Ernestine proudly represents her ancestors in 6 Generations: A Chumash Family’s History. Photo by Jerry Goldsmith
Ernestine served as a trustee on the Museum Board of Trustees and was a founding member of our California Indian Advisory Committee. She collaborated with the Museum on numerous public programs—many organized by Kathleen Conti—and advised us on collection policies. Memorably, she gave the Sukinanik’oy Garden of Chumash Plants its deeply meaningful name.
As the living ethnobotanical exhibit came together about a quarter century ago, Jan Timbrook consulted members of the California Indian Advisory Committee on the plant selections and interpretive signs. The name for the exhibit was still to be determined. “Chumash Garden” could have been misleading, suggesting that the Chumash ancestors traditionally cultivated gardens of confined plantings, rather than a vast store of knowledge and management practices that spanned all the landscapes they inhabited.
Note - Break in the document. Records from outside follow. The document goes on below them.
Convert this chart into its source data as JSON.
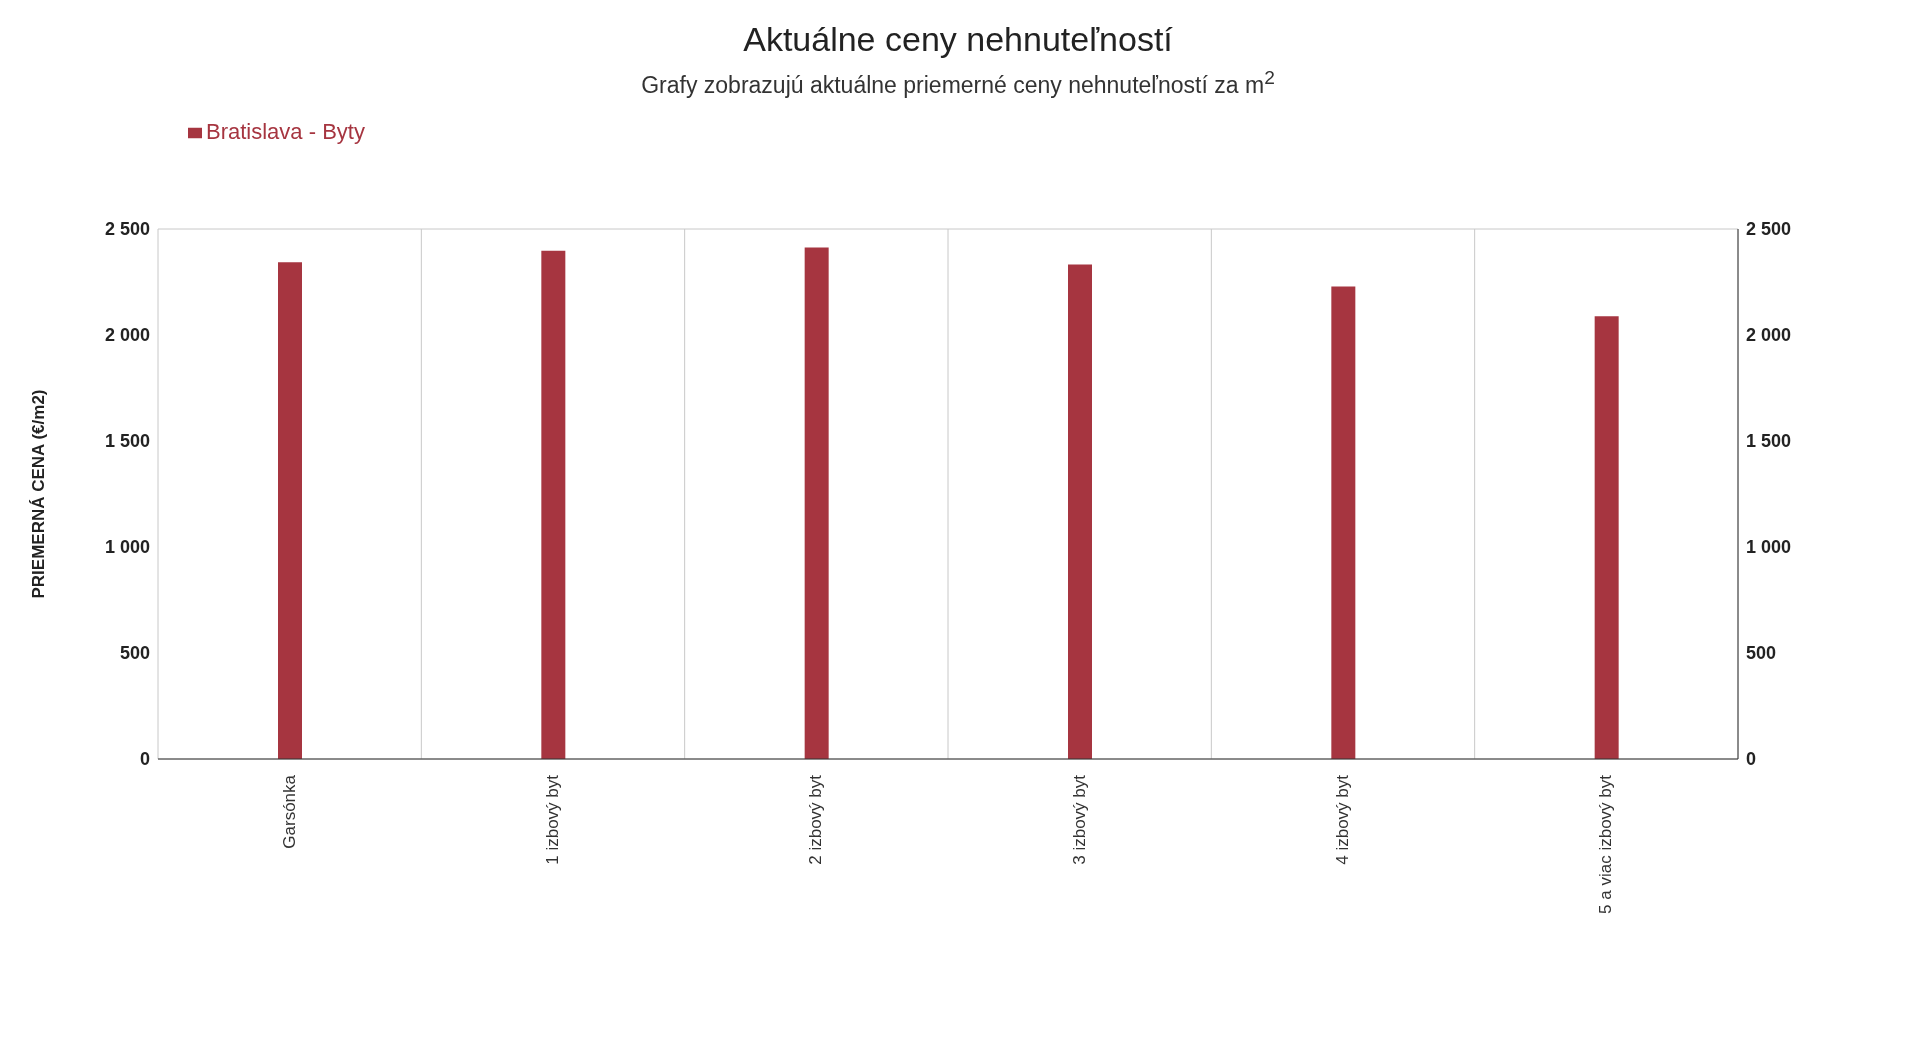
{
  "chart_data": {
    "type": "bar",
    "title": "Aktuálne ceny nehnuteľností",
    "subtitle": "Grafy zobrazujú aktuálne priemerné ceny nehnuteľností za m$^{2}$",
    "ylabel": "PRIEMERNÁ CENA (€/m2)",
    "categories": [
      "Garsónka",
      "1 izbový byt",
      "2 izbový byt",
      "3 izbový byt",
      "4 izbový byt",
      "5 a viac izbový byt"
    ],
    "series": [
      {
        "name": "Bratislava - Byty",
        "color": "#a63540",
        "values": [
          2343,
          2397,
          2413,
          2332,
          2229,
          2089
        ]
      }
    ],
    "ylim": [
      0,
      2500
    ],
    "yticks": [
      0,
      {
        "value": 500,
        "label": "500"
      },
      {
        "value": 1000,
        "label": "1 000"
      },
      {
        "value": 1500,
        "label": "1 500"
      },
      {
        "value": 2000,
        "label": "2 000"
      },
      {
        "value": 2500,
        "label": "2 500"
      }
    ],
    "y2lim": [
      0,
      2500
    ],
    "y2ticks": [
      0,
      {
        "value": 500,
        "label": "500"
      },
      {
        "value": 1000,
        "label": "1 000"
      },
      {
        "value": 1500,
        "label": "1 500"
      },
      {
        "value": 2000,
        "label": "2 000"
      },
      {
        "value": 2500,
        "label": "2 500"
      }
    ],
    "grid": true,
    "legend": "top left"
  }
}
Something more was needed in the way of a name. In search of possible names for the exhibit, Ernestine went through the notebooks in which her mother Mary Yee had recorded and commented on her work with John P. Harrington. Ernestine’s family was brought into the discussion of possible names in the ’alapkaswa’ language. Everyone agreed on sukinanik’oy, meaning “to bring back to life.” Ernestine said, “because that’s what the Museum is helping us do with our culture”—the highest compliment we could wish to receive.

Ernestine stands with other founding members of the Museum’s California Indian Advisory Committee in the early days of the Sukinanik’oy Garden of Chumash Plants. Left to right: Elise Tripp, Beverly Folkes, Julie Tumamait-Stenslie, Art Lopez, Adelina Alva Padilla, Lei Lynn Olivas Odom, Ernestine Ygnacio-DeSoto. Museum Archive photo
Ernestine remained intensely active even in her later years, despite declining health. She worked to preserve San Marcos Open Space, was interviewed in Quechan filmmaker Daniel Golding's 2021 documentary Chasing Voices: The Story of John Peabody Harrington, and brought Chumash expertise and perspective to various projects at UCSB’s North Campus Open Space, personally reigniting cultural burn traditions in 2023. With help from her daughter Gina and friend Kathleen Conti, she usually found a way to join us at the monthly gathering of Central Coast Basketweavers, where she would tell us about her latest work, discuss current events with a mischievous and candid wit, and encourage experts and novices alike to keep on weaving in Chumash styles.

Ernestine holds up the start of a new basket at the Central Coast Basketweavers meeting in August 2025. Left to right: Patricia Anna Campbell, Ernestine Ygnacio-De Soto, Susanne Hammel-Sawyer, guest Romina Cometti, Ernestine’s daughter Gina Unzueta, Jan Timbrook, and Ernestine’s niece Samantha Sandoval
Ernestine’s parting words to her nephew James on the last day of her life were a tender phrase she had memorized from her mother’s language: kaqšwalawiyuw, meaning “I love you all.” When leave-taking or saying goodbye, Ernestine would always use the phrase kiwa’nan, meaning roughly “I go now.” In reply, we would say, “Peleyep hi čʰo,” or “travel well.” So, it is appropriate that we now say “Ernestine, peleyep hi čʰo,” as you join your ancestors in šimilaqša. The Museum is not the same without you, but your work here will endure for generations to come.